The moment he finished speaking, he fell silent for a moment, and suddenly in the bushes there appeared a young buck in all its glory, copper-colored with white spots. Instead of running from the intruders, he drew near; only a small distance separated them before he stopped. He stood watching them for a long moment with an expression of innocence and complete trust, an expression neither of them would ever forget, and he allowed them to enjoy this wondrous sight. The world had stopped for a moment, the three of them frozen in this unexpected moment, until he lifted his legs and skipped off, out of their line of vision.
Only after he had been swallowed up into the desert did Elias break their stunned silence. “That creature,” he said, “freer than any other on the face of the earth at this moment, decided suddenly to make an appearance in our story.”
The waiter at the King David brought her change, and, in his eyes, his condolences for the meeting that had not taken place. For five hours he had watched her sit in a garden chair, straight-backed and full of anticipation, until hope had abandoned her and she slumped, weary. All the other patrons on the terrace had left long before. She rose and straightened her slightly wrinkled skirt.
“Perhaps the gentleman will still arrive,” the waiter said, without ever being told whom she was waiting for. “I’ll tell him you waited.”
The streets were deserted, and her footsteps returned an echo of empty loneliness. Here and there, the silhouettes of men in hats and coats passed by, but she had lost all fear. Disappointment had overtaken her apprehensions about being alone on the dark street.
That evening, after he had missed their appointed meeting, was not a good time to put into practice Elias’s worldview whereby good occurs now and may yet come again unexpectedly. Instead, it was the time to sink, to be led by the fear and anxiety that had taken over every corner of her tiny apartment.
Passover was around the corner, but the spring cleaning chores seemed like a heavy burden, impossible to carry out. At Salon Hubert, the list of appointments was dwindling, both the numbers and the mood falling drastically. The diplomatic wives were afraid to venture out, the locals cut back on their visits, and only the brides and the rich continued to show up, the latter as a show of keeping up appearances. Monsieur Hubert complained that he did not know how much longer he could keep the business afloat under such conditions, but Lila knew it was his nature to complain and that he had reserves from the days of prosperity. Hubert claimed that it was only thanks to the regular clients that they could stay open.
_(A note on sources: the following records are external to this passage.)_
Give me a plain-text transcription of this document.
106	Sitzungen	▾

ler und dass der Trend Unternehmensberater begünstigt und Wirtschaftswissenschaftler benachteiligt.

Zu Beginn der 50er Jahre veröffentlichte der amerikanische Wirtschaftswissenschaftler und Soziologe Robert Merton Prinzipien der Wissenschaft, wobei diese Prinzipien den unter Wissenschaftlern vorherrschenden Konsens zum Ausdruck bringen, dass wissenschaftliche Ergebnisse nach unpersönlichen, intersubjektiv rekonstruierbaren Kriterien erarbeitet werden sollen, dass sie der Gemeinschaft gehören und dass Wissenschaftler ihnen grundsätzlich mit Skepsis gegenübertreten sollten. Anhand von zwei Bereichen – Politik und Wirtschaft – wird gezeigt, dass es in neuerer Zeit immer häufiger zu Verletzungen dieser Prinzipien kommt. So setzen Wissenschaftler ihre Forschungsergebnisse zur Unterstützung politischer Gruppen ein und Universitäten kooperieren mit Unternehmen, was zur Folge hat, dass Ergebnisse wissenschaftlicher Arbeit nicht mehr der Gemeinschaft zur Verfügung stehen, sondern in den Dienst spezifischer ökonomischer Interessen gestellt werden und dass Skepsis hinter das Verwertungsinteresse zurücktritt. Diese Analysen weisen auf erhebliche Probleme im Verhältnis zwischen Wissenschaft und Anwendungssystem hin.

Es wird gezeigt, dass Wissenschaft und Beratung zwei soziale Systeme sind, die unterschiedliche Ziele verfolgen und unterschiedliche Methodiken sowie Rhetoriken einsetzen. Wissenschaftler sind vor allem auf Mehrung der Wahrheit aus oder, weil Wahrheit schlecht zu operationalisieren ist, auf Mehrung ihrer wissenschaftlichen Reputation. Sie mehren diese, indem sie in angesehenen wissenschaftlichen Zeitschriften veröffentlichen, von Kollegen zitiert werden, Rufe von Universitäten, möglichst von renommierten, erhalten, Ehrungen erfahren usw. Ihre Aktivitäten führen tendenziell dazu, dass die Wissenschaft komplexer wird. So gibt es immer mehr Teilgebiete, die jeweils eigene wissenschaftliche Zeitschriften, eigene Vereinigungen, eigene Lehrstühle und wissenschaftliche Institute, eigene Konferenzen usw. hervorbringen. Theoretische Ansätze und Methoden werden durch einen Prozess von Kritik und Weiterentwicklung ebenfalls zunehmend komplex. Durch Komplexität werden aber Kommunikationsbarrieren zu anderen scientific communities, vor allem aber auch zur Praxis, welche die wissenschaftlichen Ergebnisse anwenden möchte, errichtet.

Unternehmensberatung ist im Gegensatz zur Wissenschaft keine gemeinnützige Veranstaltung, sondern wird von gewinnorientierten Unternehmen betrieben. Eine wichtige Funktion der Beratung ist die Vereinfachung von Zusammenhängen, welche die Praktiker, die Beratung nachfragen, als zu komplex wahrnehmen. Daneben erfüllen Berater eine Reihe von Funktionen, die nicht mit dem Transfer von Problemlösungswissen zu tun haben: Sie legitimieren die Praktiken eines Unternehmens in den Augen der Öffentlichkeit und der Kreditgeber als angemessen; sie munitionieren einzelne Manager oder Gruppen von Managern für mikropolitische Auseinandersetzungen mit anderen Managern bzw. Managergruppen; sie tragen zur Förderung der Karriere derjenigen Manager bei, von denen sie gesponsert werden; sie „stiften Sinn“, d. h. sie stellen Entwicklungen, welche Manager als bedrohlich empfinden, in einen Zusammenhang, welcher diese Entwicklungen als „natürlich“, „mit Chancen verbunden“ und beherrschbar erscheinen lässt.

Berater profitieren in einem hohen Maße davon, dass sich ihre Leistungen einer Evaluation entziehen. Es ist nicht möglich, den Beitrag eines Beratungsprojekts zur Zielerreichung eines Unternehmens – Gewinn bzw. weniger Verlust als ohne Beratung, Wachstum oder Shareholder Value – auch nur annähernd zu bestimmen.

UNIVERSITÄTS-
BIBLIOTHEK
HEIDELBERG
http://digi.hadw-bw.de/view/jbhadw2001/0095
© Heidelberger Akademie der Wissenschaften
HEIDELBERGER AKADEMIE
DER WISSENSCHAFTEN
Like gray-eyed Betty, whom Lila had known since they were girls in Yemin Moshe. She said, “I don’t care what. The world can be falling apart. I’m still going to do my nails once every two weeks.” Her husband had been drafted over the weekend. He was given a service number, a rifle, and a uniform, and was sent to join a regiment of new immigrants, insulting as that was to a sixth-generation Jerusalemite. “He’s never held a gun before,” Betty said nervously. “Only a needle and a pair of scissors. I have no idea what he’s going to do there.”